De tentoonstelling Mare Meum presenteert een tweeledige benadering van de toekomstige ontwikkeling van de Belgische kust. Het GAUFRE onderzoeksteam introduceert nieuwe inzichten voor de exploitatie van de Noordzee. FLCextended toont M.U.D, een proactief ruimtelijk scenario voor het kustlandschap van Calais tot het Verdronken Land van Saeftinghe.

Waar?

  • UNIVERSITEITSBIBLIOTHEEK GENT

Wanneer?

  • van 06.12.2005 tot 13.01.2006

De Belgische Atlantic Wall scheidt bijna ononderbroken de zee van het polderlandschap. Met de kustbaan en de kusttramlijn als dragers, werden de 67 km Belgische kust onderworpen aan een overheersende toeristische exploitatie. Gedreven door speculatie, privaat initiatief en pragmatisme, transformeerde de Belgische kust tot een langgerekte, maar uiterst smalle, stedelijke entiteit. De druk van het exclusief wonen, (massa)toerisme, vrije tijd en recreatie op deze bandstad en op het achterliggende landschap neemt steeds toe. Agrarisch toerisme, vakantiedorpen en landschapsrecreatie veroveren beetje bij beetje het hinterland. Maar ook de zee is potentieel ontginningsgebied. Seascaping doet zijn intrede. Een integrale ruimtelijke aanpak van zowel de stedelijke als de natuurlijke landschappen dringt zich op.

M.U.D.
DE INTENTIONELE DOORBRAAK VAN HET KUSTMEMBRAAN TER INDUCTIE VAN HET M.U.D TIJDPERK

FLCextended, vrije associatie ontwerpers, Brussel

67 kilometer Belgische kust. Elke meter van deze toeristisch zwaar geëxploiteerde strook aan de Noordzee wordt door haar gebruikers beschouwd als hoogstpersoonlijk bezit. Een bezit waarvan de vele aspecten simultaan opeisbaar zijn. De Belgische kust wordt individueel geconsumeerd en is geenszins vastgeklonken aan welk collectief verantwoordelijkheidsgevoel dan ook. Waar hyperindividualisme en belevingseconomie elkaar kruisen wordt Mare Nostrum Mare Meum.
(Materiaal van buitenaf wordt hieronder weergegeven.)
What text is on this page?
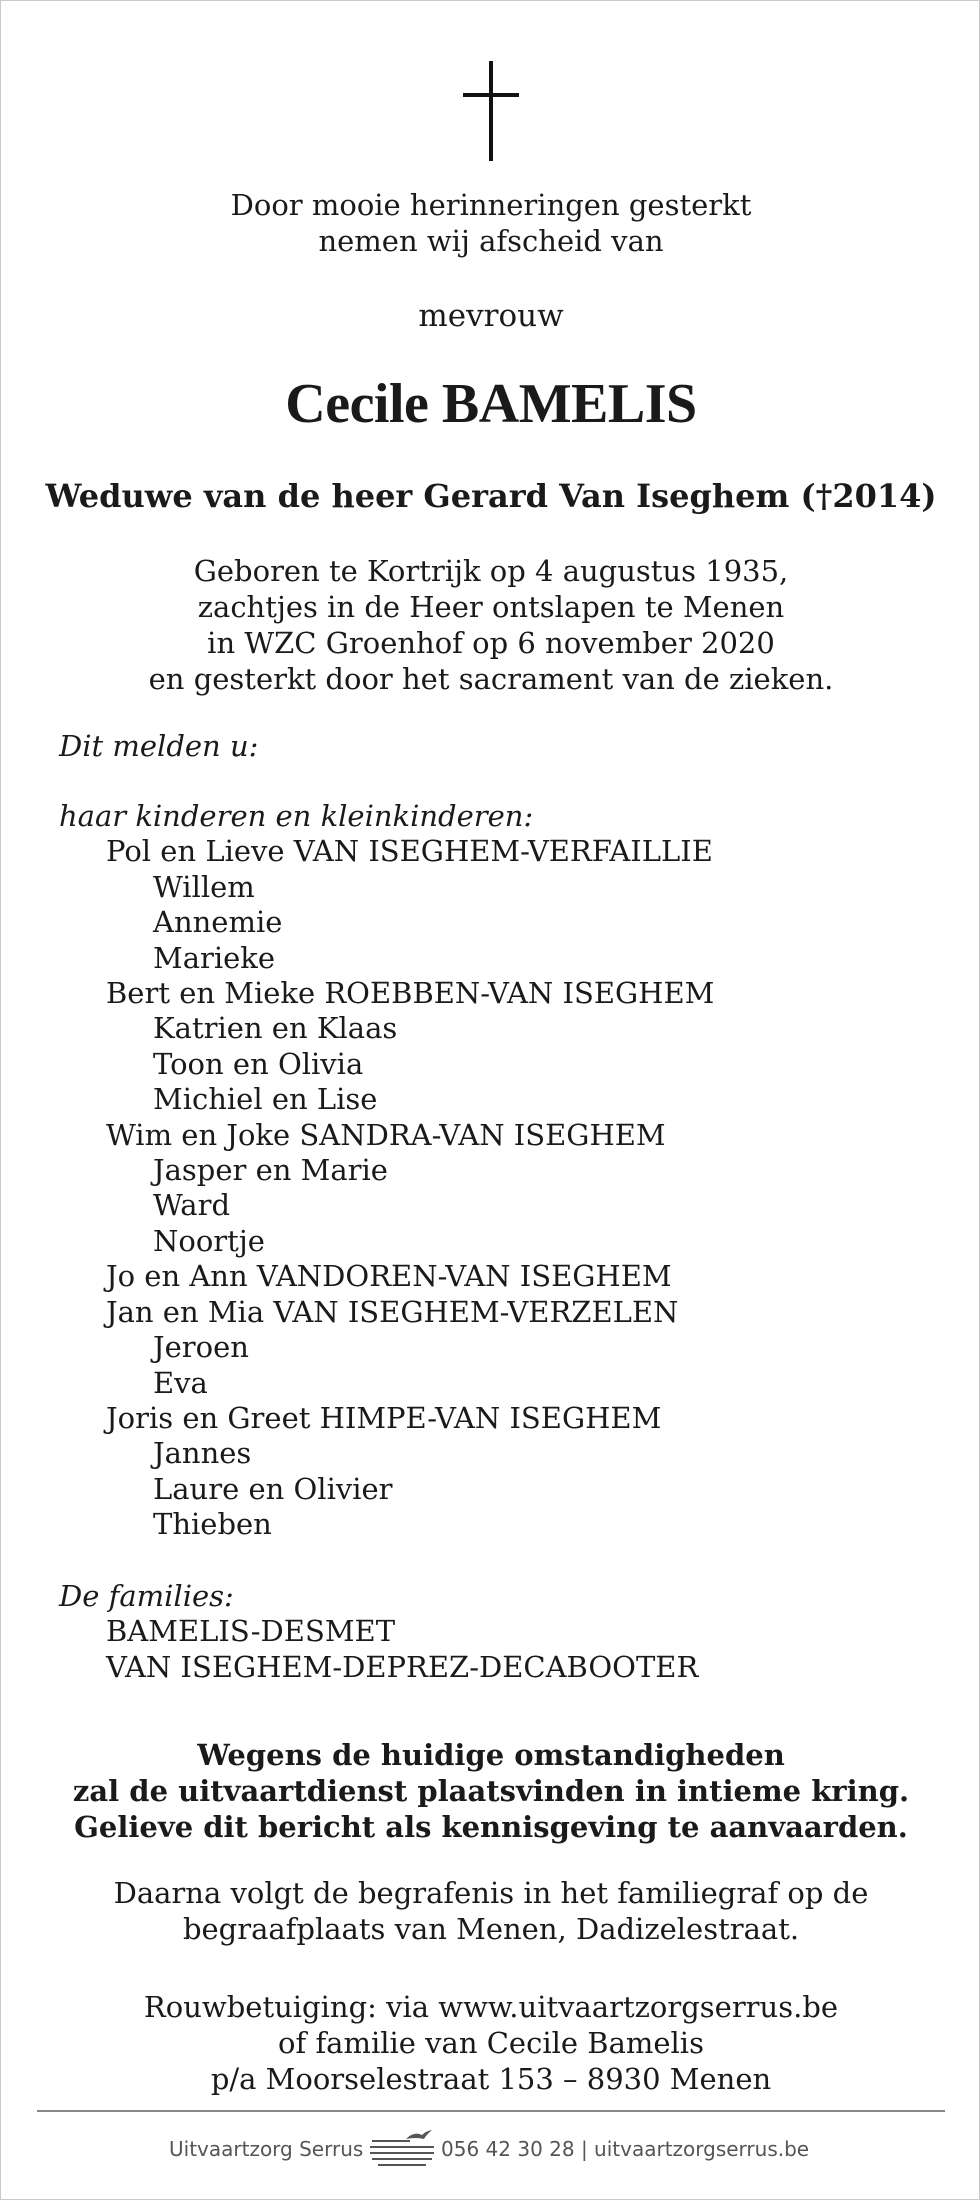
Door mooie herinneringen gesterkt
nemen wij afscheid van
mevrouw
Cecile BAMELIS
Weduwe van de heer Gerard Van Iseghem (†2014)
Geboren te Kortrijk op 4 augustus 1935,
zachtjes in de Heer ontslapen te Menen
in WZC Groenhof op 6 november 2020
en gesterkt door het sacrament van de zieken.
Dit melden u:
haar kinderen en kleinkinderen:
Pol en Lieve VAN ISEGHEM-VERFAILLIE
Willem
Annemie
Marieke
Bert en Mieke ROEBBEN-VAN ISEGHEM
Katrien en Klaas
Toon en Olivia
Michiel en Lise
Wim en Joke SANDRA-VAN ISEGHEM
Jasper en Marie
Ward
Noortje
Jo en Ann VANDOREN-VAN ISEGHEM
Jan en Mia VAN ISEGHEM-VERZELEN
Jeroen
Eva
Joris en Greet HIMPE-VAN ISEGHEM
Jannes
Laure en Olivier
Thieben
De families:
BAMELIS-DESMET
VAN ISEGHEM-DEPREZ-DECABOOTER
Wegens de huidige omstandigheden
zal de uitvaartdienst plaatsvinden in intieme kring.
Gelieve dit bericht als kennisgeving te aanvaarden.
Daarna volgt de begrafenis in het familiegraf op de
begraafplaats van Menen, Dadizelestraat.
Rouwbetuiging: via www.uitvaartzorgserrus.be
of familie van Cecile Bamelis
p/a Moorselestraat 153 – 8930 Menen
Uitvaartzorg Serrus	056 42 30 28 | uitvaartzorgserrus.be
Mare Meum wordt bedreigd. Met de mogelijkheid van een zondvloed en een aantal maatschappelijke fenomenen in het achterhoofd kristalliseert een gemanipuleerd satellietbeeld op een tapijt, de voorafbeelding van een nieuw tijdperk, dat van het slijk. In het M.U.D-tijdperk wordt continu onderhandeld over de scheidingslijnen die voorheen vaste grenzen vormden. Grenzen tussen water, land en lucht maar ook tussen bestemming en ontwikkeling. In het M.U.D-tijdperk worden de toegevingen aan het wassende water gecompenseerd door risicomanagement en lokale ultraverdediging. En elk punt binnen de M.U.D-sperzone is in staat zich economisch, cultureel en sociaal om te vormen of op te waarderen. Het beeld is geen toekomstscenario. Het toont expliciet wat -weliswaar gefragmenteerd en verspreid -reeds alomtegenwoordig is. De verkaveling van de polders, de blank staande velden na een regenbui, de vakantiedorpen en tropical resorts, de rapporten rond de kustverdedigingstrategie, de stadsstranden.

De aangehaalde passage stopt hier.